10 tasks that Data Teams perform regularly

10 tasks that Data Teams perform regularly

I once had a conversation with an older gentleman. It was a philosophical conversation about learning and knowledge. Human beings need to feel valued. And there is nothing wrong with contributing and creating value for others.

During this conversation, I mentioned a few different fields of study. And how it would be nice to know everything about X. At the time, I wasn’t cognizant of where I was in terms of the vast amounts of information that would have to be learned to master these various topics.

The older gentleman remarked, ‘you can’t know everything.’ I thought about this statement and, as I progressed in my career it became more apparent. In the field of medicine, there are an infinite number of fields and no one is foolish enough to claim that they know everything. Like medicine, data science is also a massive field. With various combinations, roles, and tasks.

In this article, I will list 10 tasks that data scientists do on a daily basis and why they are important. These tasks can be services for your business or services that you may be interested in learning more about and how they can benefit your business. What do you focus on? What should you choose?

Project Types

When you are just starting out, you can focus on small steps. Like building a new habit. Small steps allow you to gain quick wins while learning. The intention is to create many smaller projects around topics that would be valuable to a company or organization.

How to get started

What you are good at

In an article on the Ghost blog, a new concept is introduced—identifying the overlap. This is a recurring pattern of how to identify your own niche and I have seen it introduced in different formats across the web.

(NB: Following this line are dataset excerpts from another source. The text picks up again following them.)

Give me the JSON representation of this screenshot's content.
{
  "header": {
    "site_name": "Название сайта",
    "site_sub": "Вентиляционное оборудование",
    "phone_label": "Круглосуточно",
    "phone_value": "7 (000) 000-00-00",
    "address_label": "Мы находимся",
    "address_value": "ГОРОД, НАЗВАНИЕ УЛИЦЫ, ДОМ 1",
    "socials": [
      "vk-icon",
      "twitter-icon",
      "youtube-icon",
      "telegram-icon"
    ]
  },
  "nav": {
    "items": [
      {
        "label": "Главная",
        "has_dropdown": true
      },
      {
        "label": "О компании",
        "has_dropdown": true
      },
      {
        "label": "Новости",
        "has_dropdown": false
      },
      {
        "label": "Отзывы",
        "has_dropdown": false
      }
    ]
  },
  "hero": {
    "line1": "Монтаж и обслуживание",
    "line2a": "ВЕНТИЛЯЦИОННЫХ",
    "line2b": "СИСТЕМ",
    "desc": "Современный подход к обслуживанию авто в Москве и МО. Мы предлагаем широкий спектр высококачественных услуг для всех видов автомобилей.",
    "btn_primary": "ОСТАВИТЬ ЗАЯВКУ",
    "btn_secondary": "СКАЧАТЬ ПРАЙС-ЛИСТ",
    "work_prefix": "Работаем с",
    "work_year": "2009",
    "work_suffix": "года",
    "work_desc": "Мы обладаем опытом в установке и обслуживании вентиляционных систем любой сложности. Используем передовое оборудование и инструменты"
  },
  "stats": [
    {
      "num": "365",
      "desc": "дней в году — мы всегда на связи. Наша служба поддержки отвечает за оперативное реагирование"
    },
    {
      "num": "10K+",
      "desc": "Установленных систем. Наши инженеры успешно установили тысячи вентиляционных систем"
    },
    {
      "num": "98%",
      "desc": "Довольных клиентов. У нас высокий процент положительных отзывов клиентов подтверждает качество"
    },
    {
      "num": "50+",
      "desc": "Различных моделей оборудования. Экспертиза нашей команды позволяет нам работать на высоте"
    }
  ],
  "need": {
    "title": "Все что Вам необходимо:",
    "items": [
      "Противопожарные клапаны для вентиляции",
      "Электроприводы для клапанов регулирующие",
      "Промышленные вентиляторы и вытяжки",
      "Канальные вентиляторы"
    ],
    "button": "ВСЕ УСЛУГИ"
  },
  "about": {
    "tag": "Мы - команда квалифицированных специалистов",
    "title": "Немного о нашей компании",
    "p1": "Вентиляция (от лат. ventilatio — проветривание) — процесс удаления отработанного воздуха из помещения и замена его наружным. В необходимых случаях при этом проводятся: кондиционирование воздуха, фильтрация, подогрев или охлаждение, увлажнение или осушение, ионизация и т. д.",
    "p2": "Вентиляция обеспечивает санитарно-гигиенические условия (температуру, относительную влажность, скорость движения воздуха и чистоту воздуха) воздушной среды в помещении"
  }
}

Experience: your experience is one of the things that sets you apart from the rest. It will reduce uncertainty when at work.

Niche: think about your interests (for me it’s healthcare and technology). Having an area of focus will keep you from being sucked into ‘shiny object syndrome, where every new trend catches your attention and you simply jump from thing to thing. This is very common, even among successful professionals. We’re human.

Audience: Knowing your audience and their interests, demographics, wants, and needs are a necessity.

  1. Between experiences and interests, there’s overlap
  2. Between experiences and audiences, there’s overlap
  3. Between interests and audiences, there’s an overload

Don’t worry too much about having all of the skills and filling in gaps. This is important but, it will come naturally. Focus on working with what you have now.

You’ll want to create content and a good bit of it.

Monetize by listening to your audience.

This is part of the market research process

Data Process

  1. Import: getting data from the desired source
  2. Store: storing data into a data store
  3. Extract: getting data from the datastore
  4. Organize: organizing data into a subset that is usable
  5. Tidy: cleaning the data
  6. Transform: changing data into something that the program or algorithm will understand
  7. Visualize: showing the statistical insights
  8. Model: statistics, machine learning, and code.
  9. Coding: machine learning, algorithms, and code
  10. Understand: explaining your insights to the audience
  11. Communicate: interpreting the approach and why the insights matter, results, assumptions. You can also include what did not work, what did work, and what you would do differently.
  12. Next Steps: what will happen next
  13. Document: documenting the code, thought processes, and their sources for validation and to create something that is modular (re-usable)

Project Examples

Start out by making small steps. Instead of tackling large projects, begin with small projects on topics that you have an interest in learning more about. These cumulative smaller projects act as a guide for topics that are relevant. Data cleaning is a common task with Data Scientists. A good idea is to start with a framework like NUMPY which will allow you to explore data using a framework that is widely used.

If you are starting out with Python. Basic scripts for automation can be explored. Work with loops, lists, classes, objects and the basics of Python.

Tools for Data Science

Data without insights is not very useful. By using the right tools that provide insights on business outcomes you can add a lot of value to your company or organization.

Start out with a basic understanding of bio-stats or statistics, NUMPY, Python or R and SQL. There are many other frameworks that make things a lot easier to obtain meaningful data.


In summary, create small projects that focus on your interests and passions. You can also follow job descriptions which give an overview of what companies are seeking. One of the problems that I have seen is a disconnect between data scientists and businesses. A good understanding of business will position you for success.